Les improvisateurs bizarres, les livres, l’impro et le théâtre, “outside-in” vs. “inside-out”, l’impact du format sur le contenu

J’adore discuter d’impro.

J’échange souvent par mail avec des improvisateurs d’un peu partout. Je lis avidement tous les blogs sur l’impro que je trouve. Quand j’ai une question, je n’hésite pas à aller la poser sur différents forums dédiés à l’impro (malheureusement, pour la plupart, en anglais).

J’échangeais récemment avec l’amie qui m’a inspiré cet article. Elle a partagé avec moi ses réflexions actuelles et j’ai essayé d’y répondre. J’ai trouvé l’exercice très intéressant et j’aimerais bien le renouveler.

Alors, à l’instar de mes amis de Montreal Improv, j’ouvre une section : Demandez moi ce que vous voulez !

Une question sur l’impro ? Sur un livre ? Sur un exercice ? Une demande d’information sur mes spectacles ? Une demande d’atelier ? Une proposition indécente ?

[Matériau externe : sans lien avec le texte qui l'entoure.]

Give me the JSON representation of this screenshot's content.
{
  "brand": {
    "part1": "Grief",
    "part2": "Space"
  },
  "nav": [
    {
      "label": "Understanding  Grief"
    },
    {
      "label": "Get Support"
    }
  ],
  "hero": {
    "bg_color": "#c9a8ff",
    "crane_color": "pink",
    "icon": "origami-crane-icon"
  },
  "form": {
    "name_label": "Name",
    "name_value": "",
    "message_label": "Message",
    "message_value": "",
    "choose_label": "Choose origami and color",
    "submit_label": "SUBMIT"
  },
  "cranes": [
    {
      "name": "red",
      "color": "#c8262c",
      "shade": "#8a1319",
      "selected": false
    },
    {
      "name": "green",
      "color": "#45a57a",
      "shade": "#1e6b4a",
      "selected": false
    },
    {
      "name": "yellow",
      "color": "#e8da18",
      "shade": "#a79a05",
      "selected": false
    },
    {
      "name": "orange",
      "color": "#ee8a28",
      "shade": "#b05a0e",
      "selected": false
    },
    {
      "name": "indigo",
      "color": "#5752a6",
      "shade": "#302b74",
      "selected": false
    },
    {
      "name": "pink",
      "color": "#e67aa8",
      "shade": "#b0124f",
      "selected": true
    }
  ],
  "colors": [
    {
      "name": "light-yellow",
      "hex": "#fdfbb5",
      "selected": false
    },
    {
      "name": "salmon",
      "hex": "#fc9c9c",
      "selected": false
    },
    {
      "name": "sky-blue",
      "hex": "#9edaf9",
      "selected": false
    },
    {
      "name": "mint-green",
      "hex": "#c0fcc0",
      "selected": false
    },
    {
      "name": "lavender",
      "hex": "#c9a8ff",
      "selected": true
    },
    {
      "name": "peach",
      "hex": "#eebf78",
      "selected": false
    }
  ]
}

N’hésitez plus! Envoyez moi un mail à :

improviser.info@gmail.com

Ca n’a même pas besoin d’être une question. Si vous voulez qu’on discute, si vous voulez des infos, si vous avez une remarque et que vous ne voulez pas passer par les commentaires, envoyez moi un mail !

Je ferai de mon mieux pour vous apporter une réponse et je la publierai ici, si ça peut intéresser d’autres improvisateurs (anonymité garantie).

Je lance donc la section en partageant ici les réflexions de mon amie et mes réponses.

Pourquoi certaines personnes ont l’air d’avoir pris de la drogue dès qu’elles posent un pied sur scène ? Grrr, j’arrive pas jouer avec ces gens là… Mais si, tu sais, ces gens qui sont plutôt équilibrés dans la vie réelle mais qui deviennent bizaaaaaares quand ils font de l’impro (même quand il s’agit de donner l’heure ou boire un verre d’eau).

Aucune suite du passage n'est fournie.